Investors rode out another turbulent day on Wall Street Thursday that kept stock indexes flipping between gains and losses until a late-day bounce gave the market a modest gain.
Worries about a possible recession collided with hopes that the strongest part of the U.S. economy — shoppers spending at stores and online — can keep going.
The major U.S. stock indexes spent much of the day reacting to big moves in U.S. government bond yields, which fell sharply in the early going, fluctuated for much of the day, and then recovered some of their decline by mid-afternoon.
U.S. government bonds have been among the loudest and earliest to cry out warnings about the economy. Stocks fell sharply on Wednesday after a fairly reliable warning signal of recession emerged from the bond market. Even after the slide in yields eased Thursday, the U.S. bond market continued to show concern as yields ended broadly lower.
Stocks in Asia and Europe paved the way for the volatile day on Wall Street early Thursday after China said it would take “necessary countermeasures” if President Donald Trump follows through on a threat to impose tariffs on more than $100 billion of Chinese goods on Sept. 1.
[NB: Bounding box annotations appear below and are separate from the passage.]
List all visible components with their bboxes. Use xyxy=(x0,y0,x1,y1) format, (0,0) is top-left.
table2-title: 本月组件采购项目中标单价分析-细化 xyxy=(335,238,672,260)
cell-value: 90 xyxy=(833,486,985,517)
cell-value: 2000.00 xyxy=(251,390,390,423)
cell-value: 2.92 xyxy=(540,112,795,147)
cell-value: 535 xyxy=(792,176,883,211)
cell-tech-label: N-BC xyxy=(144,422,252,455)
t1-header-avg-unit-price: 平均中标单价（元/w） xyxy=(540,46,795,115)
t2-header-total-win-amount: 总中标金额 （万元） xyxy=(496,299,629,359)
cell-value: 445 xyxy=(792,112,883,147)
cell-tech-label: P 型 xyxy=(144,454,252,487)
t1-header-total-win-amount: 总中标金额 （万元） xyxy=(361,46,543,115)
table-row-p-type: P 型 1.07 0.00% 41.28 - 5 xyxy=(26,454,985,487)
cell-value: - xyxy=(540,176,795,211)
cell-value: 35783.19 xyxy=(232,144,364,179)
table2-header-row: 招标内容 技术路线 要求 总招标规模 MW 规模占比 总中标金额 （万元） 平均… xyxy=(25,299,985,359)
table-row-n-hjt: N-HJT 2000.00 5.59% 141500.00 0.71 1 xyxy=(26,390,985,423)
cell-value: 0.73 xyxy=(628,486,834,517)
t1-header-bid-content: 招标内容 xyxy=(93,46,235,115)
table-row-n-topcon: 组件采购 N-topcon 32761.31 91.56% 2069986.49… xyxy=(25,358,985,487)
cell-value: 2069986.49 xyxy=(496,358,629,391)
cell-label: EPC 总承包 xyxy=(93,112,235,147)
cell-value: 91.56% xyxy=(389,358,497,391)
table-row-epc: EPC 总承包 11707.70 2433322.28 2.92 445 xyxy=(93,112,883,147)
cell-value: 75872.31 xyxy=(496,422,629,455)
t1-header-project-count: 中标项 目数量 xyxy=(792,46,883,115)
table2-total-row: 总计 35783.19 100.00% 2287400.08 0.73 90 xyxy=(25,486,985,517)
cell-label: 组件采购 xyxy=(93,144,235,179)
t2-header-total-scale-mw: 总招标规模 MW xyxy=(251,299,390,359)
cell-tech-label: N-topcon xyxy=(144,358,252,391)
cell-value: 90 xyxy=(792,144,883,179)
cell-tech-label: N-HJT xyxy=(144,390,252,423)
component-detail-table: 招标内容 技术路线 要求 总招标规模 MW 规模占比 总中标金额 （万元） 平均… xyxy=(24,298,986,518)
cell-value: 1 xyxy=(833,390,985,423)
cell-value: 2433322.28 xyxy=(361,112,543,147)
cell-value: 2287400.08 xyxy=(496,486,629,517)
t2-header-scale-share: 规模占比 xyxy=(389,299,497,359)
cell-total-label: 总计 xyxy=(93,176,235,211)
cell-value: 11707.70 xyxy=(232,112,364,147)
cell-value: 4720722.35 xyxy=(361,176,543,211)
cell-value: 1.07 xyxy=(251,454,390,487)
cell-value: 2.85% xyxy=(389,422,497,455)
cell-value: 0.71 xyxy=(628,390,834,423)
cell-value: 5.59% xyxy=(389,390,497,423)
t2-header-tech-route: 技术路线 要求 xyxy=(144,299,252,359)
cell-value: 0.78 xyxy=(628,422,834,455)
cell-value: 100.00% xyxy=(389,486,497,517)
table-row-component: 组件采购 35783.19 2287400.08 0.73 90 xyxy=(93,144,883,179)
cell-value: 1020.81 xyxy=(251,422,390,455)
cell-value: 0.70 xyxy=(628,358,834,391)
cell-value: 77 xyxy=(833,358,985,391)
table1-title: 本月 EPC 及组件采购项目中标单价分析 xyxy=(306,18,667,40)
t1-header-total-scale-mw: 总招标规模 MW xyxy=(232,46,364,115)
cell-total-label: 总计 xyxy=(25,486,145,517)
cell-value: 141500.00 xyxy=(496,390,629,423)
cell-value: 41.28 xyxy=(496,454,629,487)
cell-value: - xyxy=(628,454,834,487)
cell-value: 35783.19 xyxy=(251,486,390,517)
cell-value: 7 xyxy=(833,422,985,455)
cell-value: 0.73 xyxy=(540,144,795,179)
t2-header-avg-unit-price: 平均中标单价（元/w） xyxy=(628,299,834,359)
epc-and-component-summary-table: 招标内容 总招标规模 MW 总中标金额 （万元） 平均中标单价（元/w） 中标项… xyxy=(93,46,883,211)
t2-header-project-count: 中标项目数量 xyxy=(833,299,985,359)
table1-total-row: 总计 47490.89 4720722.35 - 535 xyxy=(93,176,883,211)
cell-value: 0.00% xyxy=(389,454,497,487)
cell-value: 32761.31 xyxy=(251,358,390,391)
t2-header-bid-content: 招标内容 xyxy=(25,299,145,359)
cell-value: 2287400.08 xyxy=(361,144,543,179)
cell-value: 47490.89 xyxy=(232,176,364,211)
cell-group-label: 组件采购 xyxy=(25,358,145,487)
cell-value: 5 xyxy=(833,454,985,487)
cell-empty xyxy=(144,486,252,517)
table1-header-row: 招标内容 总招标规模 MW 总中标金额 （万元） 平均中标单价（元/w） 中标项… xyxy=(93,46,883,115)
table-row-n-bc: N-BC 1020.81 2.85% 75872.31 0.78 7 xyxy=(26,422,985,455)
The S&P 500 rose 7 points, or 0.2%, to 2,847.60. The benchmark index swung between a 0.6% gain and 0.5% loss. A day earlier, it plunged 2.9%.
The Dow Jones Industrial Average, coming off its worst day of the year, gained 99.97 points, or 0.4%, to 25,579.39.
Other indexes didn’t catch the bounce. The Nasdaq composite dropped 7.32 points, or 0.1%, to 7,766.62, while the Russell 2000 index of smaller companies lost 5.87 points, or 0.4%, to 1,461.65.
Markets around the world have jerked up and down for weeks. Prices for everything from stocks to gold to oil have been heaving as investors flail from one moment of uncertainty around Mr. Trump’s trade war to another around what central banks will do with interest rates.
A government report also showed that retail sales across the country last month rose more than economists expected. Other economies are slowing as the trade war is doing damage to manufacturers around the world.
Those concerns helped pull the yield on the 10-year Treasury down as low as 1.48% Thursday from 1.58% late Wednesday, another big move.
The yield rose as high as 1.54% by late afternoon, which appeared to put some investors in a buying mood. That yield has been steadily dropping since late last year, when it was above 3%. In late trading Thursday the 10-year yield stood at 1.52%.
The 10-year yield has sunk so much that it dropped below the yield of the two-year Treasury Wednesday, a rare occurrence and one that has historically suggested a recession may be a year or two away.
Commodity prices were lower. Benchmark U.S. crude fell 76 cents to settle at $54.47 per barrel. Brent crude, the international standard, lost $1.25 to close at $58.23.
Wholesale gasoline fell 4 cents to $1.64 per gallon. Heating oil declined 3 cents to $1.81 per gallon. Natural gas fell 9 cents to $2.23 per 1,000 cubic feet.
Gold, which has rallied when worries about the economy have grown, added $3.70 to $1,519.60 per ounce. Silver fell 6 cents to $17.19 per ounce and copper was unchanged at $2.59 per pound.